La commission parlementaire conjointe a tenu, mardi, une réunion consacrée à l’examen de l’exposé du ministre de la Justice, garde des Sceaux, Lotfi Boudjemaa, sur le projet de loi portant amendement technique de la Constitution, indique un communiqué conjoint des deux chambres du Parlement.
Dans le cadre de “la poursuite des travaux de la commission parlementaire conjointe élargie et en application des dispositions du décret présidentiel 26-119 du 19 mars 2026, la commission a tenu mardi 24 mars 2026, sous la présidence de M. Rabah Baghali, une réunion consacrée à l’examen de l’exposé du représentant du Gouvernement, le ministre de la Justice, garde des Sceaux, Lotfi Boudjemaa, sur le projet de loi portant amendement technique de la Constitution, en présence du rapporteur de la commission, Fakhour Ibrahim et de la ministre des Relations avec le Parlement, Nadjiba Djilali”, ajoute la même source.
Lors de la réunion, le représentant du Gouvernement a présenté un exposé exhaustif sur le projet de loi qui renferme “après évaluation de l’application de la Constitution de 2020, un ensemble complet d’amendements techniques visant à améliorer l’efficacité des institutions et à assurer la continuité de l’Etat”.

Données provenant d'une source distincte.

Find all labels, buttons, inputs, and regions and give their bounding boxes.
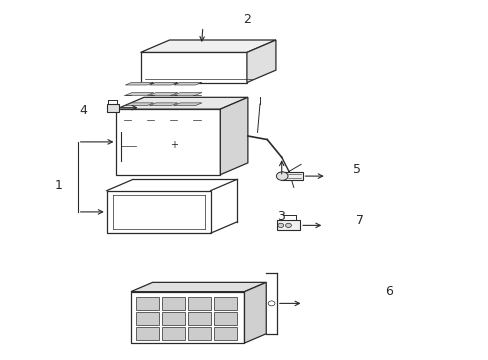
Polygon shape: [116, 109, 220, 175]
Polygon shape: [140, 40, 275, 53]
Text: 2: 2: [243, 13, 250, 26]
Polygon shape: [131, 292, 244, 343]
Polygon shape: [173, 93, 202, 95]
Circle shape: [277, 223, 283, 228]
Polygon shape: [244, 282, 265, 343]
Polygon shape: [187, 327, 210, 339]
Text: 3: 3: [276, 210, 284, 223]
Polygon shape: [246, 40, 275, 82]
Text: 1: 1: [54, 179, 62, 192]
Polygon shape: [162, 327, 184, 339]
Polygon shape: [106, 191, 210, 233]
Polygon shape: [173, 82, 202, 85]
Text: 4: 4: [80, 104, 87, 117]
Polygon shape: [136, 327, 159, 339]
Polygon shape: [116, 97, 247, 109]
Polygon shape: [280, 172, 302, 180]
Polygon shape: [136, 297, 159, 310]
Polygon shape: [106, 104, 119, 112]
Polygon shape: [187, 312, 210, 325]
Text: 5: 5: [352, 163, 361, 176]
Polygon shape: [213, 312, 236, 325]
Polygon shape: [162, 312, 184, 325]
Polygon shape: [136, 312, 159, 325]
Polygon shape: [125, 103, 153, 105]
Polygon shape: [125, 93, 153, 95]
Polygon shape: [140, 53, 246, 82]
Circle shape: [276, 172, 287, 180]
Polygon shape: [131, 282, 265, 292]
Polygon shape: [173, 103, 202, 105]
Text: 6: 6: [384, 285, 392, 298]
Polygon shape: [125, 82, 153, 85]
Polygon shape: [213, 297, 236, 310]
Polygon shape: [149, 82, 178, 85]
Polygon shape: [213, 327, 236, 339]
Polygon shape: [149, 103, 178, 105]
Text: 7: 7: [355, 214, 363, 227]
Circle shape: [267, 301, 274, 306]
Polygon shape: [162, 297, 184, 310]
Text: +: +: [169, 140, 177, 150]
Polygon shape: [187, 297, 210, 310]
Polygon shape: [220, 97, 247, 175]
Polygon shape: [149, 93, 178, 95]
Polygon shape: [276, 220, 300, 230]
Circle shape: [285, 223, 291, 228]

Le projet de loi propose aussi “l’introduction de l’obligation de justifier d’un niveau d’instruction pour se porter candidat à la fonction de président de la République et l’organisation de la cérémonie de prestation de serment constitutionnel devant les deux chambres du Parlement réunies (ou le Conseil de la nation en cas de vacance), la lecture du serment étant confiée au premier président de la Cour suprême pour consacrer la tradition et éviter toute contradiction. Il confère en outre au président de la République la possibilité de convoquer des élections locales anticipées pour combler un vide constitutionnel”.

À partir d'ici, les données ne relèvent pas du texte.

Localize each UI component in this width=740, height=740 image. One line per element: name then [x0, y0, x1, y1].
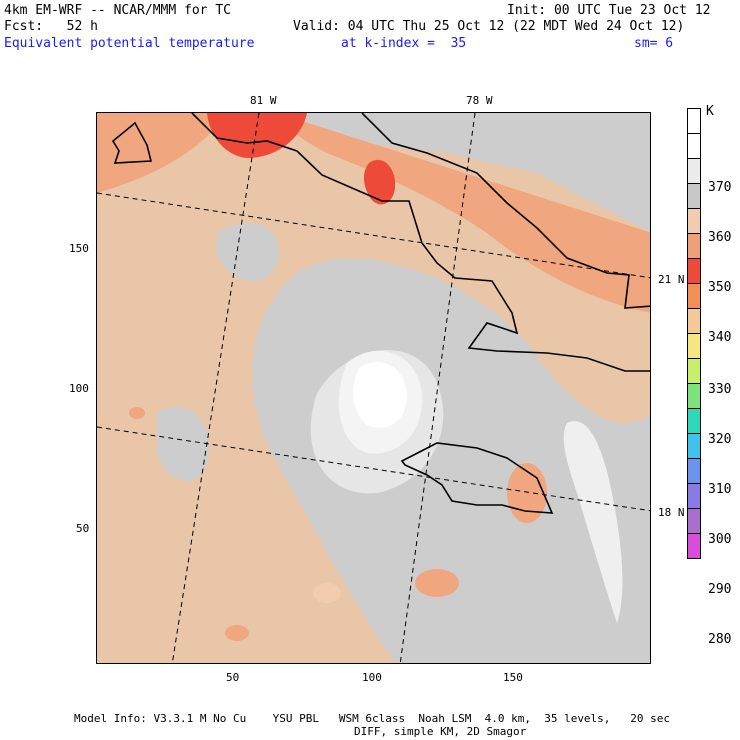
smoothing: sm= 6	[634, 36, 674, 51]
lat-label-21n: 21 N	[658, 273, 685, 286]
colorbar-swatch	[687, 308, 701, 334]
colorbar-label-370: 370	[708, 180, 732, 195]
colorbar-swatch	[687, 433, 701, 459]
colorbar-unit: K	[706, 104, 714, 119]
y-tick-150: 150	[69, 242, 89, 255]
colorbar-label-290: 290	[708, 582, 732, 597]
lon-label-78w: 78 W	[466, 94, 493, 107]
colorbar-swatch	[687, 358, 701, 384]
colorbar-swatch	[687, 108, 701, 134]
colorbar-swatch	[687, 458, 701, 484]
init-time: Init: 00 UTC Tue 23 Oct 12	[507, 3, 711, 18]
y-tick-50: 50	[76, 522, 90, 535]
colorbar-swatch	[687, 408, 701, 434]
colorbar-swatch	[687, 183, 701, 209]
lat-label-18n: 18 N	[658, 506, 685, 519]
colorbar-swatch	[687, 533, 701, 559]
colorbar-label-320: 320	[708, 432, 732, 447]
forecast-hour: Fcst: 52 h	[4, 19, 98, 34]
colorbar-label-280: 280	[708, 632, 732, 647]
k-index: at k-index = 35	[341, 36, 467, 51]
map-panel	[96, 112, 651, 664]
x-tick-100: 100	[362, 671, 382, 684]
theta-e-field	[97, 113, 650, 663]
colorbar-swatch	[687, 233, 701, 259]
model-title: 4km EM-WRF -- NCAR/MMM for TC	[4, 3, 231, 18]
colorbar-label-340: 340	[708, 330, 732, 345]
colorbar-swatch	[687, 383, 701, 409]
colorbar-swatch	[687, 508, 701, 534]
model-info: Model Info: V3.3.1 M No Cu YSU PBL WSM 6…	[74, 712, 671, 725]
field-name: Equivalent potential temperature	[4, 36, 255, 51]
colorbar-label-360: 360	[708, 230, 732, 245]
colorbar-swatch	[687, 158, 701, 184]
colorbar-swatch	[687, 258, 701, 284]
colorbar-label-310: 310	[708, 482, 732, 497]
valid-time: Valid: 04 UTC Thu 25 Oct 12 (22 MDT Wed …	[293, 19, 685, 34]
colorbar-swatch	[687, 333, 701, 359]
lon-label-81w: 81 W	[250, 94, 277, 107]
colorbar-label-350: 350	[708, 280, 732, 295]
model-info-physics: DIFF, simple KM, 2D Smagor	[354, 725, 527, 738]
colorbar-swatch	[687, 283, 701, 309]
colorbar-swatch	[687, 208, 701, 234]
x-tick-50: 50	[226, 671, 240, 684]
x-tick-150: 150	[503, 671, 523, 684]
colorbar-label-300: 300	[708, 532, 732, 547]
y-tick-100: 100	[69, 382, 89, 395]
colorbar-swatch	[687, 483, 701, 509]
colorbar-swatch	[687, 133, 701, 159]
colorbar-label-330: 330	[708, 382, 732, 397]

Dans le même cadre, “le projet modifie la représentation des wilayas au Conseil de la nation en se fondant sur le nombre d’habitants au lieu de l’égalité, avec des dispositions transitoires pour les membres actuels, et fixe le mandat du président du Conseil de la nation à six (6) ans, au lieu de trois (3) ans, afin d’assurer la stabilité, et fixe avec davantage de souplesse l’ouverture de la session parlementaire au mois de septembre sans préciser de date. Il traite également les désaccords législatifs entre les deux chambres du Parlement en impliquant le Conseil de la nation dans la décision finale lorsqu’il s’agit d’un domaine relevant de sa compétence constitutionnelle”.

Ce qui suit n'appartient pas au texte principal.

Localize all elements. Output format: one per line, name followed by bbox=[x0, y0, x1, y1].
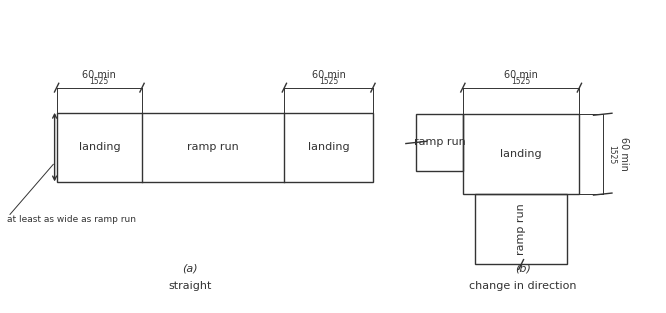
Text: ramp run: ramp run bbox=[187, 142, 239, 152]
Bar bbox=[416, 114, 463, 171]
Text: landing: landing bbox=[308, 142, 350, 152]
Text: 60 min: 60 min bbox=[83, 70, 117, 80]
Text: 60 min: 60 min bbox=[312, 70, 346, 80]
Text: 60 min: 60 min bbox=[619, 137, 629, 171]
Text: 1525: 1525 bbox=[511, 77, 531, 86]
Text: landing: landing bbox=[79, 142, 120, 152]
Text: ramp run: ramp run bbox=[414, 137, 466, 147]
Text: (b): (b) bbox=[515, 264, 531, 274]
Bar bbox=[463, 114, 579, 194]
Text: ramp run: ramp run bbox=[516, 203, 526, 255]
Text: change in direction: change in direction bbox=[469, 281, 577, 291]
Text: 1525: 1525 bbox=[607, 145, 616, 164]
Text: 60 min: 60 min bbox=[504, 70, 538, 80]
Text: at least as wide as ramp run: at least as wide as ramp run bbox=[7, 215, 136, 223]
Bar bbox=[57, 113, 373, 182]
Text: straight: straight bbox=[168, 281, 212, 291]
Text: (a): (a) bbox=[182, 264, 198, 274]
Text: landing: landing bbox=[500, 149, 542, 159]
Bar bbox=[475, 194, 567, 264]
Text: 1525: 1525 bbox=[90, 77, 109, 86]
Text: 1525: 1525 bbox=[319, 77, 338, 86]
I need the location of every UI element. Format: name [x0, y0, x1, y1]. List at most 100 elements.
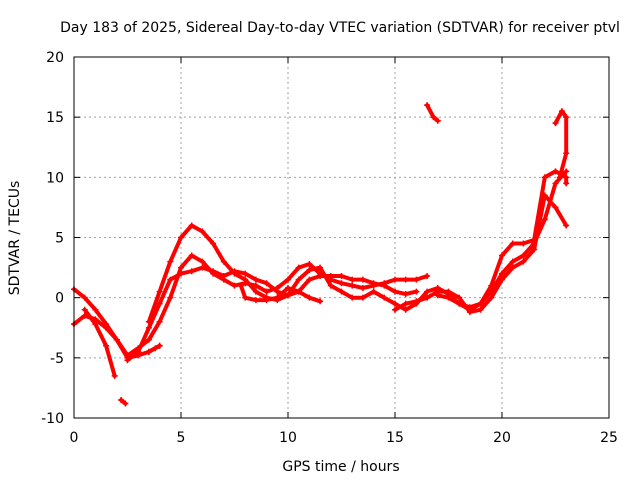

Dans le même contexte, le projet de loi propose de “revoir la composition du Conseil supérieur de la magistrature (CSM), avec la suppression de la représentation syndicale et le président du Conseil national des droits de l’Homme en raison d’incompatibilité, tout en intégrant le procureur général près la Cour suprême afin d’assurer la cohérence”.
Selon l’exposé de M. Boudjemaa, ce même projet de loi modifie également “le système de nomination aux fonctions judiciaires spécifiques, pour qu’il soit effectué par décret présidentiel après consultation du Conseil afin d’éviter toute contradiction. S’agissant de l’Autorité nationale indépendante des élections, il est proposé “d’élargir ses prérogatives en matière de contrôle et de confier la préparation matérielle et logistique à l’administration”.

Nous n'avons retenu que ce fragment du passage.